One strategy I have tried for dealing with a household's wandering keys is the "copy and hoard" approach. I make copies of important keys, but hide the extras from family members. The theory here is that if a person loses a key and you give him another one, he will lose it, too. It is not an especially uplifting view of humanity, but it does force the key loser to hunt for the missing item. Yet in an emergency, you have a backup key.
The "copy and hoard" tactic, however, runs into trouble when dealing with car keys.
Nowadays most cars, at least those that don't want to be easy plucking for thieves, have ignition protection systems operated by remote control devices. Before your key will start your car, you must first push a button on its remote control transmitter.

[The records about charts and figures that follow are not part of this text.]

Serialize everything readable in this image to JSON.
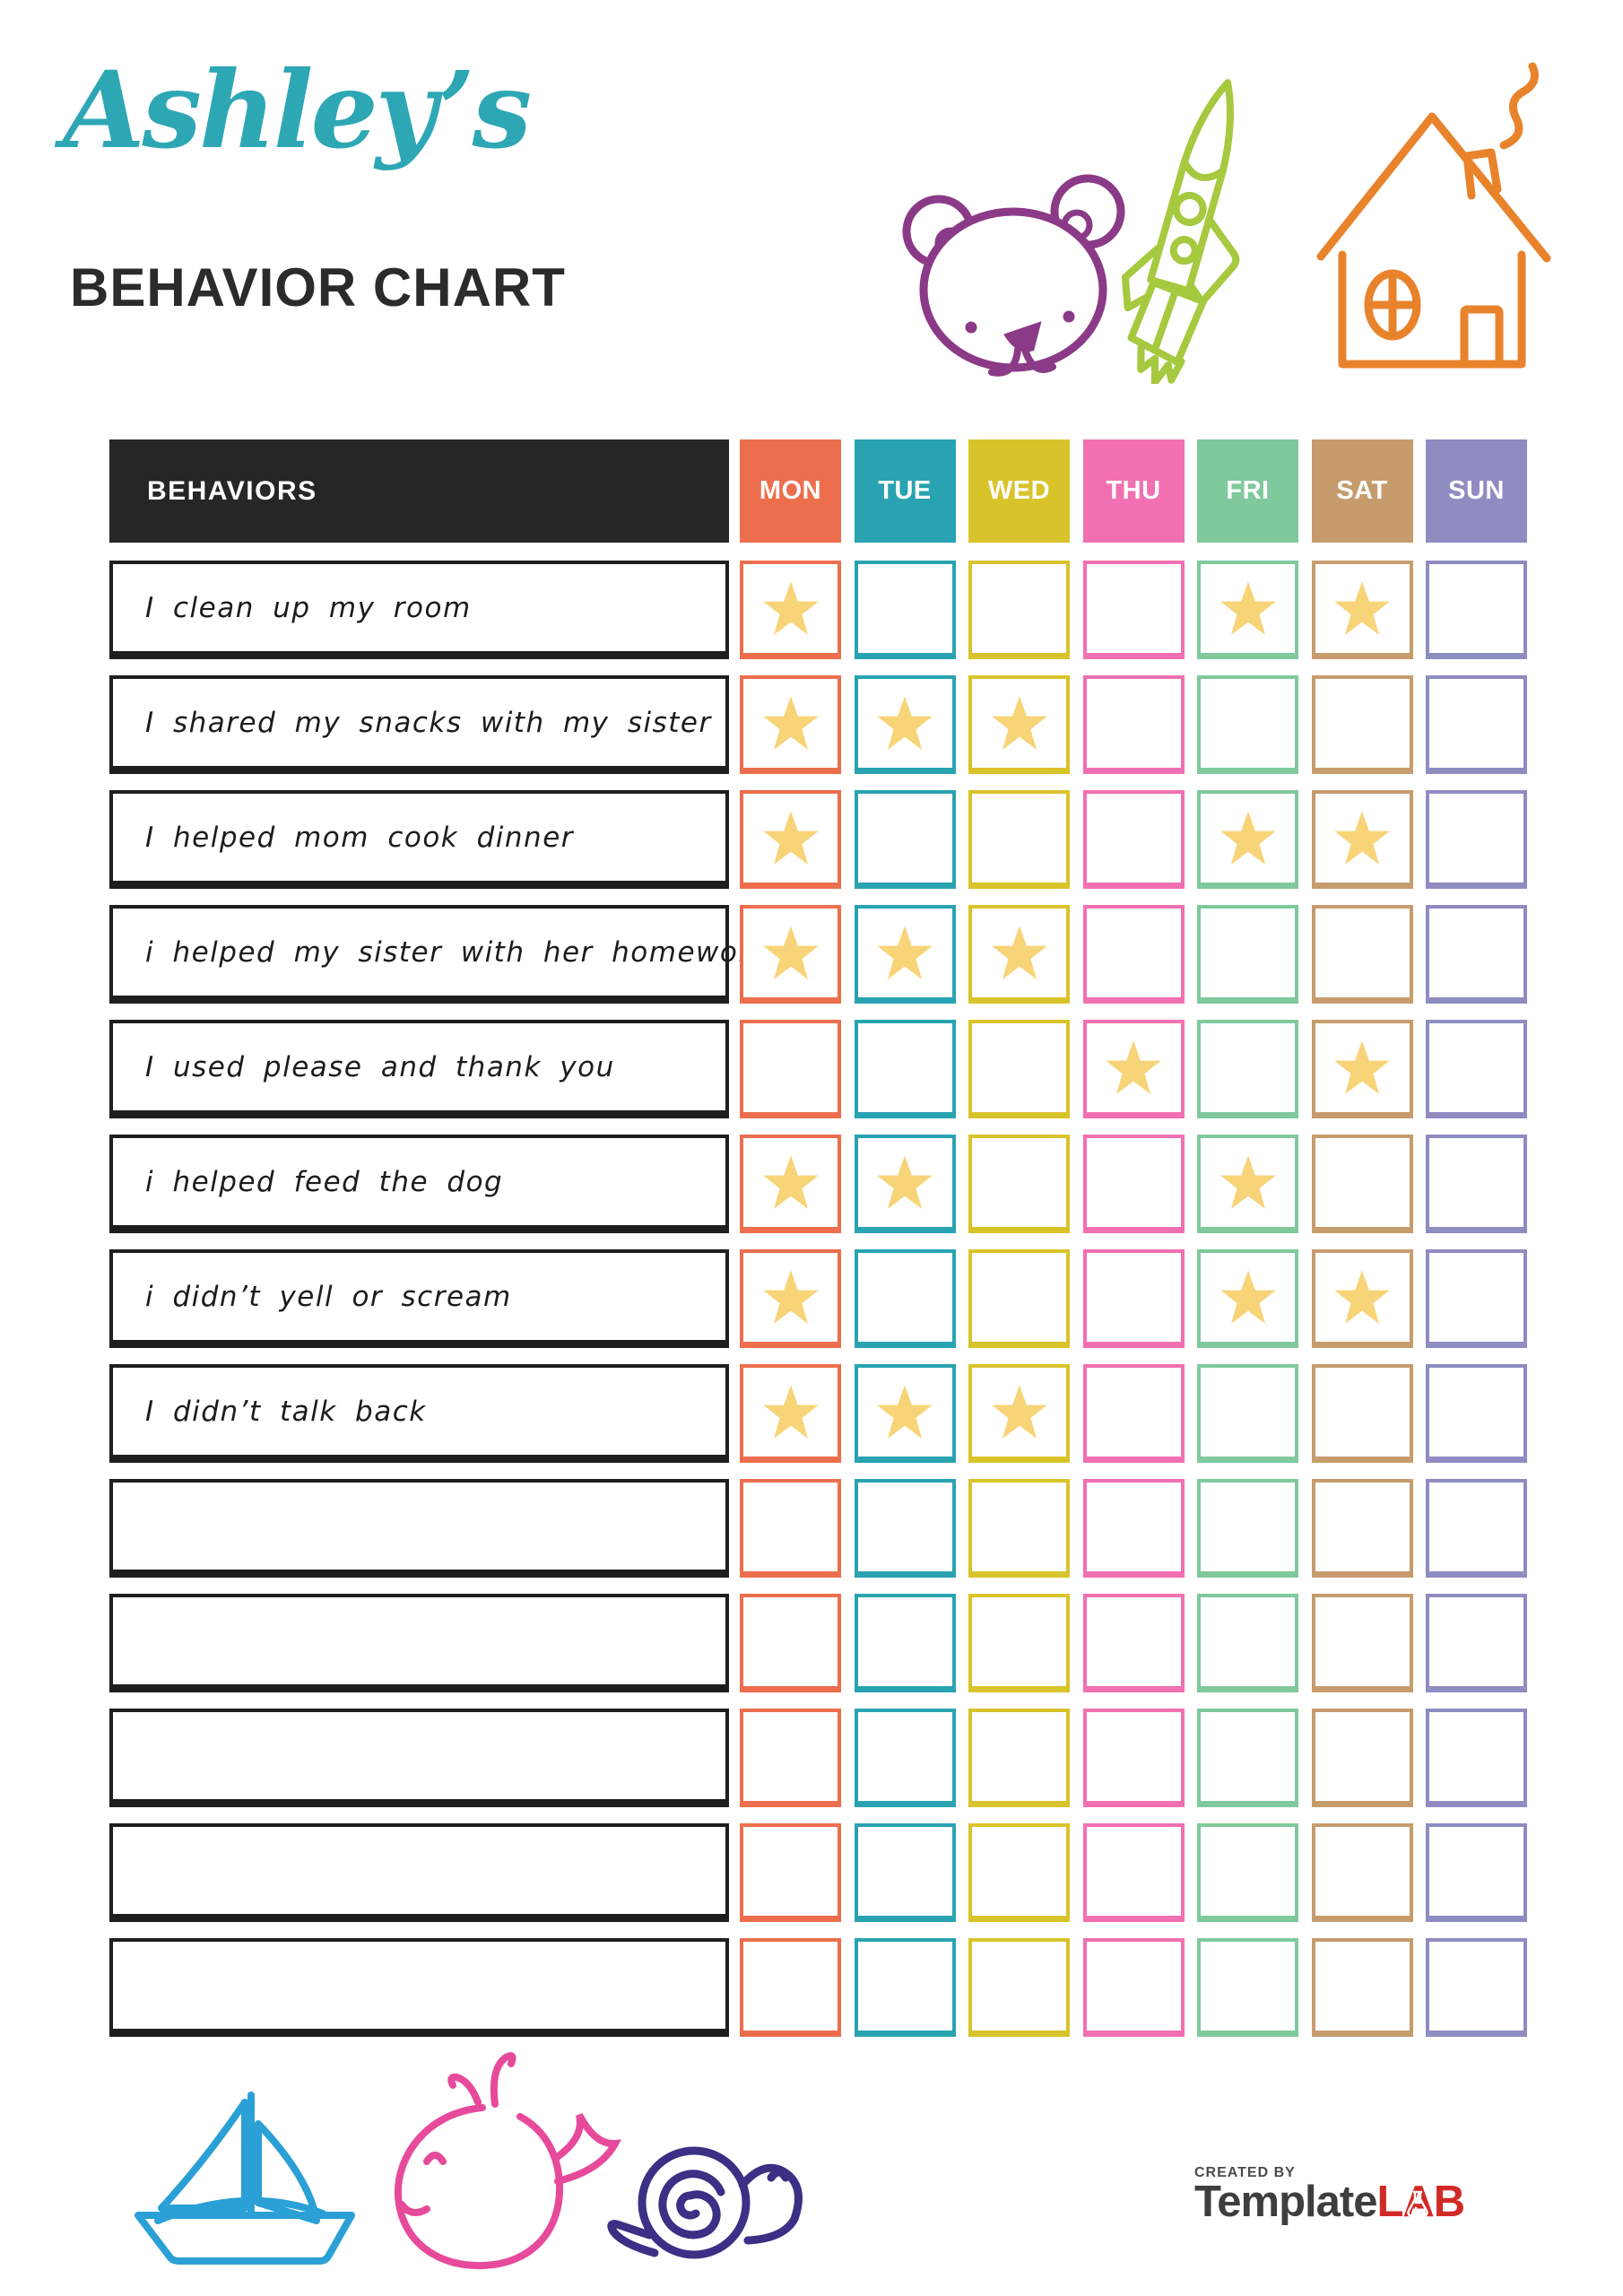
{
  "header": {
    "script_title": "Ashley’s",
    "main_title": "BEHAVIOR CHART"
  },
  "colors": {
    "script_title": "#2EA7B5",
    "main_title": "#2B2B2B",
    "behaviors_header_bg": "#262626",
    "star": "#F8D478",
    "bear": "#8B3A87",
    "rocket": "#A6C93F",
    "house": "#E8832C",
    "sailboat": "#2AA0D6",
    "whale": "#E74A9B",
    "snail": "#3A3085"
  },
  "table": {
    "behaviors_header": "BEHAVIORS",
    "days": [
      {
        "label": "MON",
        "color": "#ED6E4D"
      },
      {
        "label": "TUE",
        "color": "#29A3B1"
      },
      {
        "label": "WED",
        "color": "#D9C32B"
      },
      {
        "label": "THU",
        "color": "#F170B1"
      },
      {
        "label": "FRI",
        "color": "#7FC99C"
      },
      {
        "label": "SAT",
        "color": "#C69C6D"
      },
      {
        "label": "SUN",
        "color": "#8F8CC2"
      }
    ],
    "rows": [
      {
        "label": "I clean up my room",
        "starred_days": [
          "MON",
          "FRI",
          "SAT"
        ]
      },
      {
        "label": "I shared my snacks with my sister",
        "starred_days": [
          "MON",
          "TUE",
          "WED"
        ]
      },
      {
        "label": "I helped mom cook dinner",
        "starred_days": [
          "MON",
          "FRI",
          "SAT"
        ]
      },
      {
        "label": "i helped my sister with her homework",
        "starred_days": [
          "MON",
          "TUE",
          "WED"
        ]
      },
      {
        "label": "I used please and thank you",
        "starred_days": [
          "THU",
          "SAT"
        ]
      },
      {
        "label": "i helped feed the dog",
        "starred_days": [
          "MON",
          "TUE",
          "FRI"
        ]
      },
      {
        "label": "i didn’t yell or scream",
        "starred_days": [
          "MON",
          "FRI",
          "SAT"
        ]
      },
      {
        "label": "I didn’t talk back",
        "starred_days": [
          "MON",
          "TUE",
          "WED"
        ]
      },
      {
        "label": "",
        "starred_days": []
      },
      {
        "label": "",
        "starred_days": []
      },
      {
        "label": "",
        "starred_days": []
      },
      {
        "label": "",
        "starred_days": []
      },
      {
        "label": "",
        "starred_days": []
      }
    ]
  },
  "footer": {
    "created_by": "CREATED BY",
    "brand_name": "Template",
    "brand_suffix": "LAB"
  }
}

This means that for every set of car keys you own you also need a remote control transmitter. These transmitters are simple pieces of plastic and circuitry, but they don't come cheap. I recently coughed up more than $150 for a replacement transmitter for our 1997 Toyota Avalon.
The transmitters that "chirp" our 1993 Ford Taurus station wagon into action are less expensive, but they still run about $40 a pop. Given that price tag, and the fact that the station wagon - the "family tank" - is a vehicle with a limited life span, I was in no hurry to buy another remote control transmitter to replace the missing one.
Instead I conducted an inquisition of the household.
I searched the usual key hangouts. I made my wife retrace her steps and check her purse and briefcase. I pawed through the dirty laundry. I was about to phone the college boys, one in Boston, one in Carlisle, Pa., and interrogate them, when I came to my senses. I might be the culprit.
I recalled that a few days before I had driven the station wagon over to the Eastern Shore and had stopped to talk with Farmer John (Selby) at his produce stand on Route 8 in Stevensville. As happens when you visit 86-year-old Farmer John, I returned home with much wisdom and an armful of sweet corn and sweeter melons. Since my hands were full, I had stuffed the keys and its attached transmitter in my briefcase as I carried the produce into the house.
There they had stayed, as I ranted and raved and pointed accusing fingers at family members. Later when I sheepishly admitted that I was the one who had misplaced the car keys, my wife let me down easy. It wasn't the first time that she had seen a self-proclaimed paragon of virtue end up slinking back into the cellar.